An exploit kit is a programming tool that enables a person without any experience writing software code to create, customize and distribute malware. Exploit kits are known by a variety of names, including infection kit, crimeware kit, DIY attack kit and malware toolkit. Cybercriminals use these toolkits to attack system vulnerabilities to distribute malware or engage in other malicious activities, such as stealing corporate data, launching denial of service attacks or building botnets.

Preventing exploit kits

To guard against exploit kits, an organization should deploy antimalware software as well as a security program that continually evaluates if its security controls are effective and provide protection against attacks. Enterprises should also install antiphishing tools because many exploit kits use phishing or compromised websites to penetrate the network.

An advanced persistent threat (APT) is a targeted cyberattack in which an unauthorized intruder penetrates a network and remains undetected for an extended period of time. Rather than causing damage to a system or network, the goal of an APT attack is to monitor network activity and steal information to gain access, including exploit kits and malware.

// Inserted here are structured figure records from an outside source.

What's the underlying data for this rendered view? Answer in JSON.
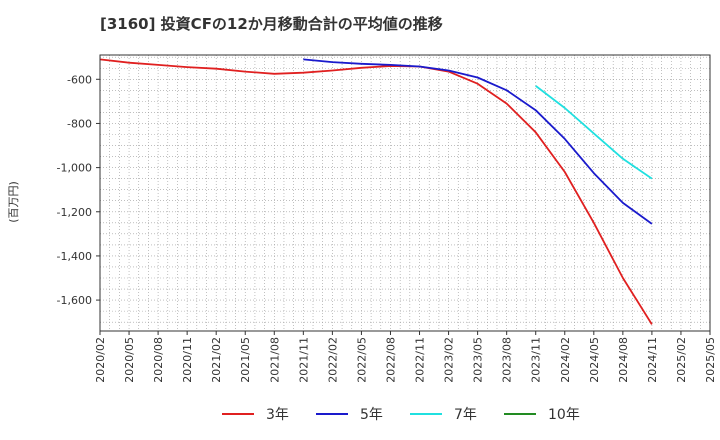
{
  "chart_data": {
    "type": "line",
    "title": "[3160]  投資CFの12か月移動合計の平均値の推移",
    "ylabel": "(百万円)",
    "xlabel": "",
    "ylim": [
      -1740,
      -490
    ],
    "yticks": [
      -600,
      -800,
      -1000,
      -1200,
      -1400,
      -1600
    ],
    "ytick_labels": [
      "-600",
      "-800",
      "-1,000",
      "-1,200",
      "-1,400",
      "-1,600"
    ],
    "xticks": [
      "2020/02",
      "2020/05",
      "2020/08",
      "2020/11",
      "2021/02",
      "2021/05",
      "2021/08",
      "2021/11",
      "2022/02",
      "2022/05",
      "2022/08",
      "2022/11",
      "2023/02",
      "2023/05",
      "2023/08",
      "2023/11",
      "2024/02",
      "2024/05",
      "2024/08",
      "2024/11",
      "2025/02",
      "2025/05"
    ],
    "grid": true,
    "legend_position": "bottom",
    "series": [
      {
        "name": "3年",
        "color": "#e02020",
        "points": [
          [
            "2020/02",
            -510
          ],
          [
            "2020/05",
            -525
          ],
          [
            "2020/08",
            -535
          ],
          [
            "2020/11",
            -545
          ],
          [
            "2021/02",
            -552
          ],
          [
            "2021/05",
            -565
          ],
          [
            "2021/08",
            -575
          ],
          [
            "2021/11",
            -570
          ],
          [
            "2022/02",
            -560
          ],
          [
            "2022/05",
            -548
          ],
          [
            "2022/08",
            -540
          ],
          [
            "2022/11",
            -542
          ],
          [
            "2023/02",
            -565
          ],
          [
            "2023/05",
            -620
          ],
          [
            "2023/08",
            -710
          ],
          [
            "2023/11",
            -840
          ],
          [
            "2024/02",
            -1020
          ],
          [
            "2024/05",
            -1250
          ],
          [
            "2024/08",
            -1500
          ],
          [
            "2024/11",
            -1710
          ]
        ]
      },
      {
        "name": "5年",
        "color": "#1a1acc",
        "points": [
          [
            "2021/11",
            -510
          ],
          [
            "2022/02",
            -522
          ],
          [
            "2022/05",
            -530
          ],
          [
            "2022/08",
            -535
          ],
          [
            "2022/11",
            -542
          ],
          [
            "2023/02",
            -560
          ],
          [
            "2023/05",
            -592
          ],
          [
            "2023/08",
            -650
          ],
          [
            "2023/11",
            -740
          ],
          [
            "2024/02",
            -870
          ],
          [
            "2024/05",
            -1025
          ],
          [
            "2024/08",
            -1160
          ],
          [
            "2024/11",
            -1255
          ]
        ]
      },
      {
        "name": "7年",
        "color": "#20e0e0",
        "points": [
          [
            "2023/11",
            -630
          ],
          [
            "2024/02",
            -730
          ],
          [
            "2024/05",
            -845
          ],
          [
            "2024/08",
            -960
          ],
          [
            "2024/11",
            -1050
          ]
        ]
      },
      {
        "name": "10年",
        "color": "#228b22",
        "points": []
      }
    ]
  }
}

Cybercriminals typically use APT attacks to target high-value targets, such as large enterprises and nation-states, stealing data over a long period.

Preventing APT attacks

Detecting anomalies in outbound data may be the best way for system administrators to determine if their networks have been targeted.

Indicators of APTs include the following:

unusual activity on user accounts;
extensive use of backdoor Trojan horse malware, a method that enables APTs to maintain access;
odd database activity, such as a sudden increase in database operations involving massive amounts of data; and
the presence of unusual data files, possibly indicating that data that has been bundled into files to assist in the exfiltration process.

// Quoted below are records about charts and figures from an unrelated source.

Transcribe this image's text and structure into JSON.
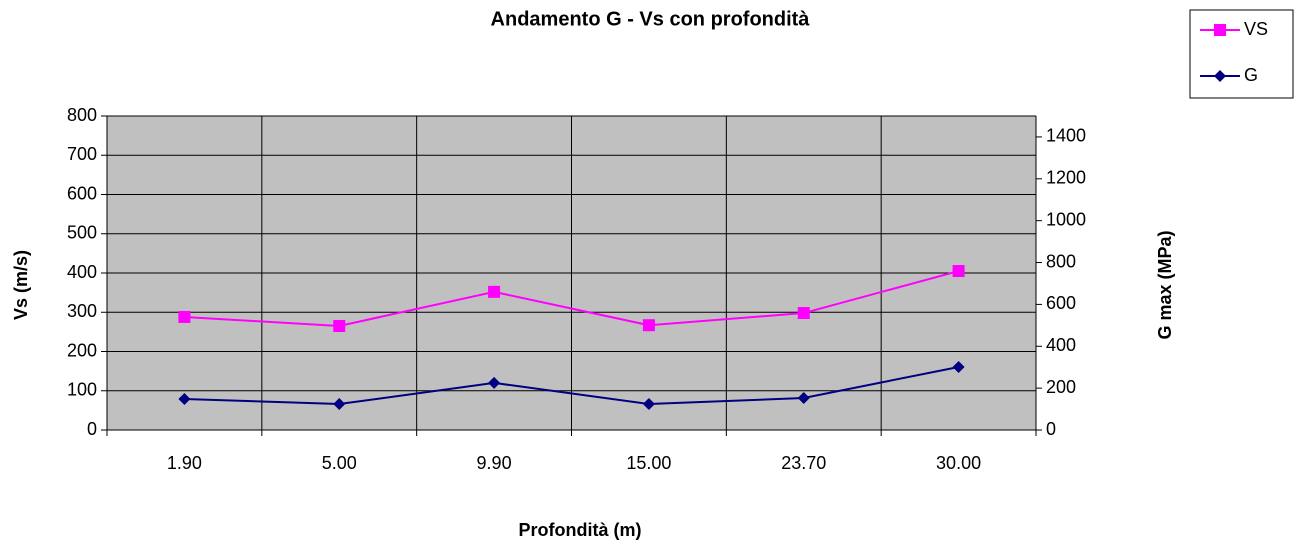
{
  "chart_data": {
    "type": "line",
    "title": "Andamento G - Vs con profondità",
    "xlabel": "Profondità (m)",
    "ylabel": "Vs (m/s)",
    "y2label": "G max (MPa)",
    "categories": [
      "1.90",
      "5.00",
      "9.90",
      "15.00",
      "23.70",
      "30.00"
    ],
    "series": [
      {
        "name": "VS",
        "color": "#ff00ff",
        "marker": "square",
        "values": [
          288,
          265,
          352,
          267,
          298,
          405
        ]
      },
      {
        "name": "G",
        "color": "#000080",
        "marker": "diamond",
        "axis": "y2",
        "values": [
          148,
          124,
          225,
          124,
          153,
          301
        ]
      }
    ],
    "ylim": [
      0,
      800
    ],
    "yticks": [
      0,
      100,
      200,
      300,
      400,
      500,
      600,
      700,
      800
    ],
    "y2lim": [
      0,
      1500
    ],
    "y2ticks": [
      0,
      200,
      400,
      600,
      800,
      1000,
      1200,
      1400
    ],
    "grid": true,
    "legend": "top-right",
    "plot_background": "#c0c0c0"
  }
}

To combat this type of information security threat, an organization should also deploy a software, hardware or cloud firewall to guard against APT attacks. Organizations can also use a web application firewall to detect and prevent attacks coming from web applications by inspecting HTTP traffic.

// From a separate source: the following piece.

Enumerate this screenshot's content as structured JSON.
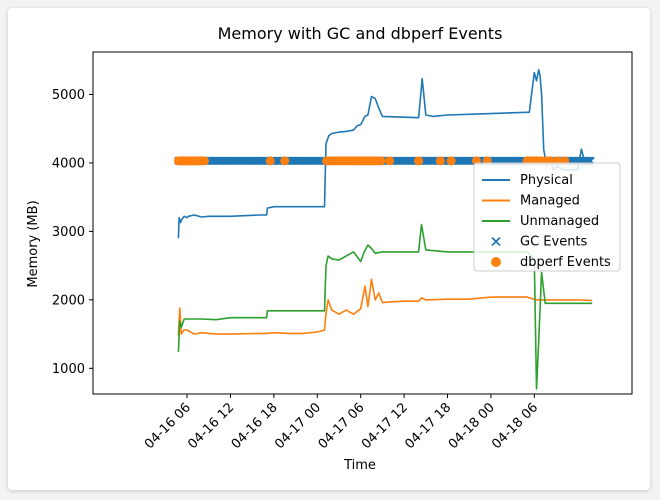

Malvertising is a technique cybercriminals use to inject malicious code into legitimate online advertising networks and web pages. This code typically redirects users to malicious websites or installs malware on their computers or mobile devices. Users' machines may get infected even if they don't click on anything to start the download. Cybercriminals may use malvertising to deploy a variety of moneymaking malware, including cryptomining scripts, ransomware and banking Trojans.

Some of the websites of well-known companies, including Spotify, The New York Times and the London Stock Exchange, have inadvertently displayed malicious ads, putting users at risk.

Preventing malvertising

To prevent malvertising, ad networks should add validation; this reduces the chances a user could be compromised. Validation could include: Vetting prospective customers by requiring legal business paperwork; two-factor authentication; scanning potential ads for malicious content before publishing an ad; or possibly converting Flash ads to animated gifs or other types of content.

To mitigate malvertising attacks, web hosts should periodically check their websites from an unpatched system and monitor that system to detect any malicious activity. The web hosts should disable any malicious ads.

To reduce the risk of malvertising attacks, enterprise security teams should be sure to keep software and patches up to date as well as install network antimalware tools.